Pour rappel, depuis le 1er juin 2014, l’affiliation auprès d’une assurance privée en France n’est plus possible. Les nouveaux frontaliers peuvent exercer leur droit d’option et ainsi choisir entre l’assurance maladie suisse (LAMal) ou française (CMU) mais, en ce qui concerne les frontaliers auparavant bénéficiaires d’une assurance privé, ils basculent obligatoirement sur le régime français.

Le droit français est cependant remis en cause par un arrêté du Tribunal fédéral. Jugeant le cas particulier d’un travailleur frontalier bâlois, il stipule qu’un frontalier affilié auprès d’une assurance privée en France peut intégrer la LAMal, à condition de ne jamais avoir informé les autorités cantonales suisses de son affiliation en France.
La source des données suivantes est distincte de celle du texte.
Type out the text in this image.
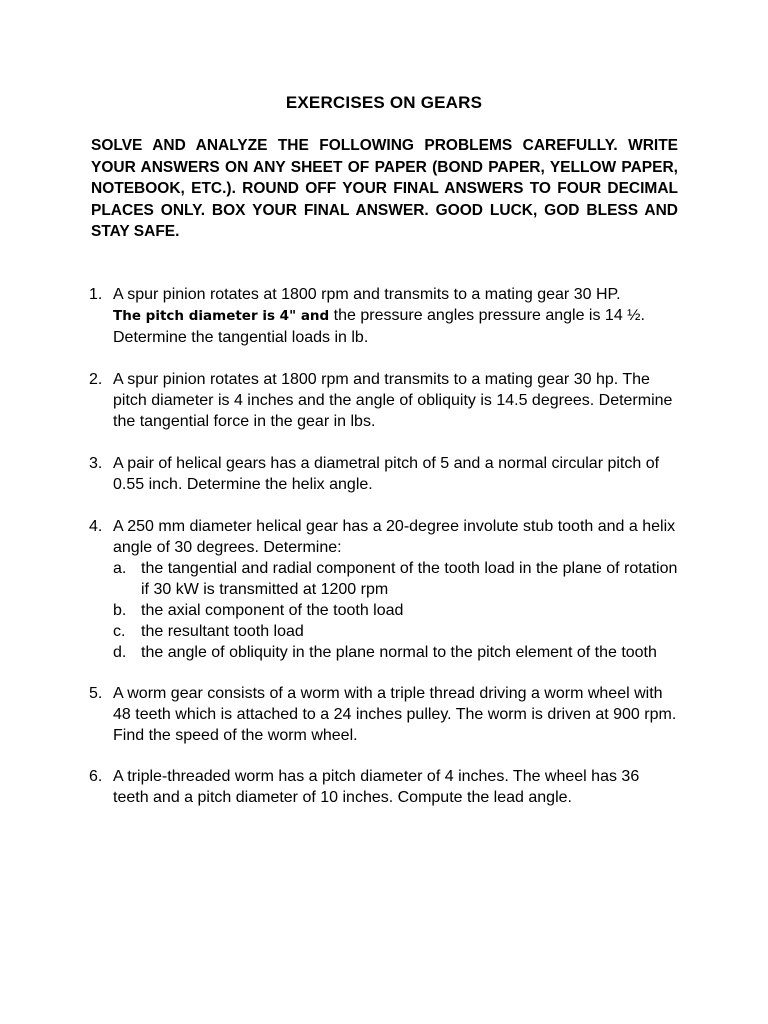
EXERCISES ON GEARS
SOLVE AND ANALYZE THE FOLLOWING PROBLEMS CAREFULLY. WRITE YOUR ANSWERS ON ANY SHEET OF PAPER (BOND PAPER, YELLOW PAPER, NOTEBOOK, ETC.). ROUND OFF YOUR FINAL ANSWERS TO FOUR DECIMAL PLACES ONLY. BOX YOUR FINAL ANSWER. GOOD LUCK, GOD BLESS AND STAY SAFE.
1. A spur pinion rotates at 1800 rpm and transmits to a mating gear 30 HP.
The pitch diameter is 4" and the pressure angles pressure angle is 14 ½. Determine the tangential loads in lb.
2. A spur pinion rotates at 1800 rpm and transmits to a mating gear 30 hp. The pitch diameter is 4 inches and the angle of obliquity is 14.5 degrees. Determine the tangential force in the gear in lbs.
3. A pair of helical gears has a diametral pitch of 5 and a normal circular pitch of 0.55 inch. Determine the helix angle.
4. A 250 mm diameter helical gear has a 20-degree involute stub tooth and a helix angle of 30 degrees. Determine:
a. the tangential and radial component of the tooth load in the plane of rotation if 30 kW is transmitted at 1200 rpm
b. the axial component of the tooth load
c. the resultant tooth load
d. the angle of obliquity in the plane normal to the pitch element of the tooth
5. A worm gear consists of a worm with a triple thread driving a worm wheel with 48 teeth which is attached to a 24 inches pulley. The worm is driven at 900 rpm. Find the speed of the worm wheel.
6. A triple-threaded worm has a pitch diameter of 4 inches. The wheel has 36 teeth and a pitch diameter of 10 inches. Compute the lead angle.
Cette décision ouvre la brèche en particulier pour tous les Suisses devenus frontaliers avant l’entrée en vigueur des bilatérales de 2002 et qui n’ont pas eu à déclarer leur souscription à une assurance privée en France. Il en va de même pour toutes les personnes n’ayant jamais renvoyé le formulaire officiel aux autorités cantonales. Ils estiment ne jamais avoir exercé leur droit d’option. 

Sur le plan strictement juridique, le risque réside dans une double affiliation. Les politiques des deux côtés de la frontière vont donc devoir s’accorder ou s’en remettre à une décision de la Cour de justice de l’Union Européenne.